Resultado sólido no 4T19, em linha com o esperado

O Bradesco registrou no 4T19 um lucro líquido recorrente de R$ 6,6 bilhões (ROAE de 21,2%) com crescimento de 14,0% em relação ao 4T18 (ROAE de 19,7%). Um resultado sólido, em linha com o esperado, explicado por incremento da margem financeira, crescimento do resultado das operações de seguros, somados ao bom desempenho das receitas de serviços. Destaque ainda para a redução em base trimestral, da inadimplência medida pelos créditos em atraso (NPL) acima de 90 dias, de 3,6% para 3,3% e para a melhora do Índice de Eficiência Operacional.

O cenário atual é a continuidade do crescimento do crédito (entre 9% a 13%), manutenção do crescimento da Margem Financeira (entre 4% a 8%), inadimplência em patamar controlado, incremento de PDD em linha com o crescimento das operações de crédito. O foco do banco na redução de custos e despesas permanece. O ROAE de 20,0% é sustentável para 2020. Seguimos com recomendação de COMPRA para BBDC4 com preço justo de R$ 45,00/ação para 2020.

No acumulado de 2019 o lucro recorrente cresceu 20,0% para R$ 25,9 bilhões (ROAE de 20,6% ante 19,0% de 2018), com destaque para a margem financeira de juros, a redução de PDD expandida, o resultado de seguros e as receitas de serviços, que no conjunto, compensaram a evolução das despesas operacionais em patamar acima da inflação. A sinalização é a de que o atual patamar de ROAE é sustentável havendo a possibilidade de algum incremento, a depender do nível de distribuição de proventos.

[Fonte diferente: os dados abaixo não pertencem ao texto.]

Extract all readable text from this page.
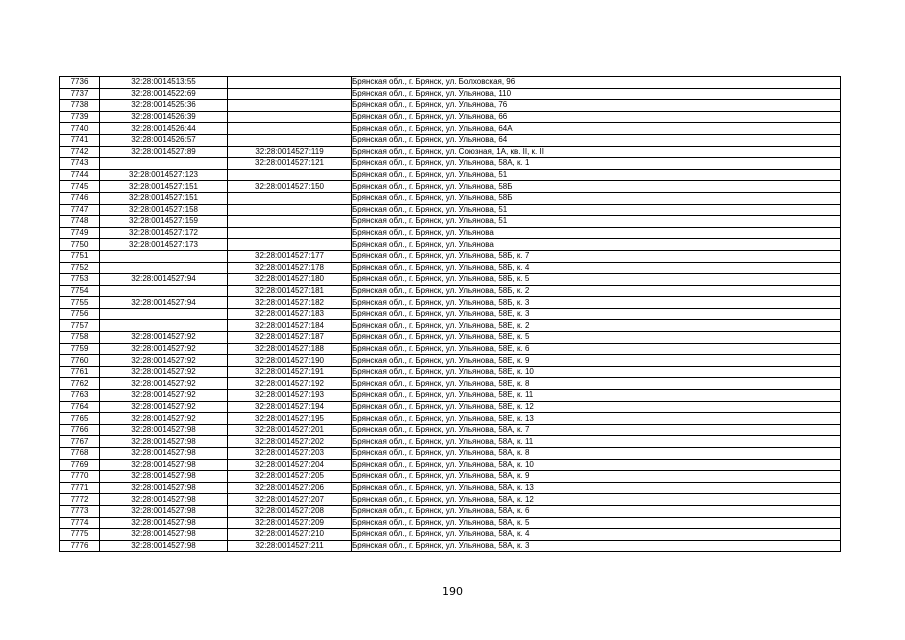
7736	32:28:0014513:55		Брянская обл., г. Брянск, ул. Болховская, 96
7737	32:28:0014522:69		Брянская обл., г. Брянск, ул. Ульянова, 110
7738	32:28:0014525:36		Брянская обл., г. Брянск, ул. Ульянова, 76
7739	32:28:0014526:39		Брянская обл., г. Брянск, ул. Ульянова, 66
7740	32:28:0014526:44		Брянская обл., г. Брянск, ул. Ульянова, 64А
7741	32:28:0014526:57		Брянская обл., г. Брянск, ул. Ульянова, 64
7742	32:28:0014527:89	32:28:0014527:119	Брянская обл., г. Брянск, ул. Союзная, 1А, кв. II, к. II
7743		32:28:0014527:121	Брянская обл., г. Брянск, ул. Ульянова, 58А, к. 1
7744	32:28:0014527:123		Брянская обл., г. Брянск, ул. Ульянова, 51
7745	32:28:0014527:151	32:28:0014527:150	Брянская обл., г. Брянск, ул. Ульянова, 58Б
7746	32:28:0014527:151		Брянская обл., г. Брянск, ул. Ульянова, 58Б
7747	32:28:0014527:158		Брянская обл., г. Брянск, ул. Ульянова, 51
7748	32:28:0014527:159		Брянская обл., г. Брянск, ул. Ульянова, 51
7749	32:28:0014527:172		Брянская обл., г. Брянск, ул. Ульянова
7750	32:28:0014527:173		Брянская обл., г. Брянск, ул. Ульянова
7751		32:28:0014527:177	Брянская обл., г. Брянск, ул. Ульянова, 58Б, к. 7
7752		32:28:0014527:178	Брянская обл., г. Брянск, ул. Ульянова, 58Б, к. 4
7753	32:28:0014527:94	32:28:0014527:180	Брянская обл., г. Брянск, ул. Ульянова, 58Б, к. 5
7754		32:28:0014527:181	Брянская обл., г. Брянск, ул. Ульянова, 58Б, к. 2
7755	32:28:0014527:94	32:28:0014527:182	Брянская обл., г. Брянск, ул. Ульянова, 58Б, к. 3
7756		32:28:0014527:183	Брянская обл., г. Брянск, ул. Ульянова, 58Е, к. 3
7757		32:28:0014527:184	Брянская обл., г. Брянск, ул. Ульянова, 58Е, к. 2
7758	32:28:0014527:92	32:28:0014527:187	Брянская обл., г. Брянск, ул. Ульянова, 58Е, к. 5
7759	32:28:0014527:92	32:28:0014527:188	Брянская обл., г. Брянск, ул. Ульянова, 58Е, к. 6
7760	32:28:0014527:92	32:28:0014527:190	Брянская обл., г. Брянск, ул. Ульянова, 58Е, к. 9
7761	32:28:0014527:92	32:28:0014527:191	Брянская обл., г. Брянск, ул. Ульянова, 58Е, к. 10
7762	32:28:0014527:92	32:28:0014527:192	Брянская обл., г. Брянск, ул. Ульянова, 58Е, к. 8
7763	32:28:0014527:92	32:28:0014527:193	Брянская обл., г. Брянск, ул. Ульянова, 58Е, к. 11
7764	32:28:0014527:92	32:28:0014527:194	Брянская обл., г. Брянск, ул. Ульянова, 58Е, к. 12
7765	32:28:0014527:92	32:28:0014527:195	Брянская обл., г. Брянск, ул. Ульянова, 58Е, к. 13
7766	32:28:0014527:98	32:28:0014527:201	Брянская обл., г. Брянск, ул. Ульянова, 58А, к. 7
7767	32:28:0014527:98	32:28:0014527:202	Брянская обл., г. Брянск, ул. Ульянова, 58А, к. 11
7768	32:28:0014527:98	32:28:0014527:203	Брянская обл., г. Брянск, ул. Ульянова, 58А, к. 8
7769	32:28:0014527:98	32:28:0014527:204	Брянская обл., г. Брянск, ул. Ульянова, 58А, к. 10
7770	32:28:0014527:98	32:28:0014527:205	Брянская обл., г. Брянск, ул. Ульянова, 58А, к. 9
7771	32:28:0014527:98	32:28:0014527:206	Брянская обл., г. Брянск, ул. Ульянова, 58А, к. 13
7772	32:28:0014527:98	32:28:0014527:207	Брянская обл., г. Брянск, ул. Ульянова, 58А, к. 12
7773	32:28:0014527:98	32:28:0014527:208	Брянская обл., г. Брянск, ул. Ульянова, 58А, к. 6
7774	32:28:0014527:98	32:28:0014527:209	Брянская обл., г. Брянск, ул. Ульянова, 58А, к. 5
7775	32:28:0014527:98	32:28:0014527:210	Брянская обл., г. Брянск, ул. Ульянова, 58А, к. 4
7776	32:28:0014527:98	32:28:0014527:211	Брянская обл., г. Брянск, ул. Ульянова, 58А, к. 3
190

A alíquota efetiva de IR/CS caiu de 33,8% em 2018 para 29,1% em 2019. Sobre a elevação da CSLL, de 15% para 20%, e que acontece a partir de 1º de março, o banco registrou um impacto positivo de R$ 6,4 bilhões, em função da majoração da alíquota sobre o estoque de créditos tributários, reavaliado com base na alíquota maior. O Bradesco praticamente consumiu todo o crédito tributário constituído no 4T19 através de provisões sendo: R$ 3,4 bilhões em Passivos Contingentes (provisões cíveis e trabalhistas); R$ 2,5 bilhões em PDD para garantias, avais e fianças; R$ 1,1 bilhão em Impairment de Ativos não Financeiros; R$ 426 milhões na Amortização de Ágio (bruto) e R$ 818 milhões com gastos relativos a Programa de Desligamento Voluntário em 2019 – PDV.